A second source of efficiency loss in dual pressure high purity oxygen plants is the large .DELTA.T of the argon rectifier reflux condenser, on the order of 4.degree. to 5.degree. C. This is the difference between crude argon condensing temperature and kettle liquid evaporating temperature.
It is known to evaporate kettle liquid at a pressure appreciably above the N.sub.2 rejection column pressure, by exchanging latent heat with HP rectifier overhead vapor, and then expand the vapor to column pressure. Examples are presented in the Streich and Dworschak article cited above, and in U.S. Pat.
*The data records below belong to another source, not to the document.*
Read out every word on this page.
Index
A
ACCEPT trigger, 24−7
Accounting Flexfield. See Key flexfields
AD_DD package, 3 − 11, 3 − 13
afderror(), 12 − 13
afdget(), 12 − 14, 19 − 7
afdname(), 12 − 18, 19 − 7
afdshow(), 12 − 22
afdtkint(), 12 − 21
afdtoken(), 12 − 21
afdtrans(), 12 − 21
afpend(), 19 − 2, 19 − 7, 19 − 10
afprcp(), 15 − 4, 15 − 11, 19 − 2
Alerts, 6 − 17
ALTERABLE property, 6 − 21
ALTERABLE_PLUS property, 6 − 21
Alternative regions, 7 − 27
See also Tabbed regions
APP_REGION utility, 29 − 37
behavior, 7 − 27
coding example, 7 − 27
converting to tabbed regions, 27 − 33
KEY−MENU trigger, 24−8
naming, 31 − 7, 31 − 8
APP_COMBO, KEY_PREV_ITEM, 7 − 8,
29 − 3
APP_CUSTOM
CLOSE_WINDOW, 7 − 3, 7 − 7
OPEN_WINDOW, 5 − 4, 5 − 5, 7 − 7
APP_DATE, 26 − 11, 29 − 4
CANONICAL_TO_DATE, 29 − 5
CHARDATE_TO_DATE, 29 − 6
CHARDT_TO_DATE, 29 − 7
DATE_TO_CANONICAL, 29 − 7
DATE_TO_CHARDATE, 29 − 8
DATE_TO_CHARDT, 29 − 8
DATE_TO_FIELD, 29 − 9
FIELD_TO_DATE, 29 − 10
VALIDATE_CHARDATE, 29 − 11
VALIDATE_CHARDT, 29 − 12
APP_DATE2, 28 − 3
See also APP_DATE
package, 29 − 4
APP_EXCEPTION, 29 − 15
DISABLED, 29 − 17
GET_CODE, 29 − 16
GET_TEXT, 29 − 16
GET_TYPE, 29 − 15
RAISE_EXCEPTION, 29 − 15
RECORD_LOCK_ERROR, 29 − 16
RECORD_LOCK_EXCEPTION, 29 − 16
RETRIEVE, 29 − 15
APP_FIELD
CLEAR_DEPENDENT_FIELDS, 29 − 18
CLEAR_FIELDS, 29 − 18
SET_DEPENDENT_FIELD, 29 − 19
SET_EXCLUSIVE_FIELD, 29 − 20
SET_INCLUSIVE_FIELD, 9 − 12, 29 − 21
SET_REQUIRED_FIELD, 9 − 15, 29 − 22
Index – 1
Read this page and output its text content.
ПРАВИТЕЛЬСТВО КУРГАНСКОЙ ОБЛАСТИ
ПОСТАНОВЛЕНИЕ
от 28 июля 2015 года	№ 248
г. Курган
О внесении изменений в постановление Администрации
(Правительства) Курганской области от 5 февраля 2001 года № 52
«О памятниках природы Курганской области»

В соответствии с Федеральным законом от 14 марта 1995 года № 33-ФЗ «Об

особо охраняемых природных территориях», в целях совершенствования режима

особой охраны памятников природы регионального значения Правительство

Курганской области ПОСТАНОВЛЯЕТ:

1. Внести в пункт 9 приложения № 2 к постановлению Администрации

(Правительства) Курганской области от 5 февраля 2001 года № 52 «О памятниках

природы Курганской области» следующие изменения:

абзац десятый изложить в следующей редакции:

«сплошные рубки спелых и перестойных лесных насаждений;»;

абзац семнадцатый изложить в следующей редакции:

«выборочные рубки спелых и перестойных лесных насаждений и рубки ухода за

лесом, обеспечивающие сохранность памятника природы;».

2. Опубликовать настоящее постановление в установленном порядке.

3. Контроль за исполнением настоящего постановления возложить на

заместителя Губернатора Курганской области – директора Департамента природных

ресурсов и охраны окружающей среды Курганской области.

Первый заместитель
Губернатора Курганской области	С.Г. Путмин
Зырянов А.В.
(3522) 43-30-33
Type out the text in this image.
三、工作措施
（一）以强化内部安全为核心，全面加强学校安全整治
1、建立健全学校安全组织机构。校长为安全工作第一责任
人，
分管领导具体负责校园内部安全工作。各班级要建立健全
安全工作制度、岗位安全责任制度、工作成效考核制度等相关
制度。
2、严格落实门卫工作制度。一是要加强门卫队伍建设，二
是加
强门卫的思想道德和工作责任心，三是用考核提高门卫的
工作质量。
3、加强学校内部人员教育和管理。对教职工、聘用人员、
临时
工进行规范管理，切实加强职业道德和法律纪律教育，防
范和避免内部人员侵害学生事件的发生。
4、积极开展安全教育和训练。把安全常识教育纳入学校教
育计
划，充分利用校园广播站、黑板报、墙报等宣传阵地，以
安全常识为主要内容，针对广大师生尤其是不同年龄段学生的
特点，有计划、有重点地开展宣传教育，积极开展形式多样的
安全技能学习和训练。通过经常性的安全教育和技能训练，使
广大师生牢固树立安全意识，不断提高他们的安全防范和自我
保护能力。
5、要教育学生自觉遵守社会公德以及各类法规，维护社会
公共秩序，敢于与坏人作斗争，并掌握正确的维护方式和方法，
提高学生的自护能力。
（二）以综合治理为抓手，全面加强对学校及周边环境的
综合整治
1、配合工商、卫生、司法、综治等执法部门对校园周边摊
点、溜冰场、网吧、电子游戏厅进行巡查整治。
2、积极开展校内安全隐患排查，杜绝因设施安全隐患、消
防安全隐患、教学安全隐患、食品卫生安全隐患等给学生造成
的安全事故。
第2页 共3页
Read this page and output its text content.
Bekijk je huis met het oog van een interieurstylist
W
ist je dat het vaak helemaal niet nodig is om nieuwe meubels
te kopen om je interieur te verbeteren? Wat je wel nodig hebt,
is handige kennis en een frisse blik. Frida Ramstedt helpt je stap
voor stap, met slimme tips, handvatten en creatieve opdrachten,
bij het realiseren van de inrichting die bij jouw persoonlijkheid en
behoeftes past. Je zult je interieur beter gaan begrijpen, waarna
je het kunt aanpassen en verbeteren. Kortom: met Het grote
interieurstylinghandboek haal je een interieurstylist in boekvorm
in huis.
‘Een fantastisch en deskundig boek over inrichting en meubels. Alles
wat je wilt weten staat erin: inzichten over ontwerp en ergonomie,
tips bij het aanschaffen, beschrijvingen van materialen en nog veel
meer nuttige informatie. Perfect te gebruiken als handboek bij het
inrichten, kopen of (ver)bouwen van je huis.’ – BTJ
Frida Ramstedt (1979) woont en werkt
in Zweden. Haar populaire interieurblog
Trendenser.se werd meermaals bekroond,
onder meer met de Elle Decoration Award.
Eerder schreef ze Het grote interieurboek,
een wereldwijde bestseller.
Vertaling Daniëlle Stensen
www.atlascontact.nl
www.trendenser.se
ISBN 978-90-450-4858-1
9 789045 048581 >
No. 2,753,698. Since this technique results in appreciable vapor flow bypassing the argon stripper, it is not appropriate for the production of high purity oxygen.
It is also known to evaporate kettle liquid at essentially the same pressure as the N.sub.2 removal column by latent heat exchange with HP rectifier vapor. This can be done via a single stage of evaporation (U.S. Pat. Nos. 4,208,199 and 4,254,629) by multiple stages of evaporation (U.S. Pat. No. 2,812,645). These flowsheets similarly are not suited for production of large quantities of high purity oxygen plus byproduct argon.
Copending application No. 853461 filed 4/18/86 by the present applicant discloses means to increase O.sub.2 delivery pressure while retaining high recovery in high purity O.sub.2 plants by warm companding a minor fraction of supply air to above supply pressure, totally condensing it to evaporate product oxygen, and splitting the liquid air as intermediate reflux to both the HP rectifier and N.sub.2 removal column.
U.S. Pat. No. 4,072,023 discloses means for increasing O.sub.2 production pressure by cold companding the gaseous O.sub.2 product stream using extra expansion power not necessary for process refrigeration.
What is needed, and one objective of this invention, is to achieve increased argon recovery in a high purity O.sub.2 flowsheet without incurring at least some of the disadvantages present in prior art flowsheets: need for pumping reflux liquid uphill, need to provide an additional heat exchanger, or need to reduce reboil in top half of the argon rectifier. A further objective is to recover useful energy in place of the inefficient large .DELTA.T heat exchange occurring in conventional argon rectifier reflux condensers. A most preferred solution would satisfy both of these objectives (solve both problems) simultaneously.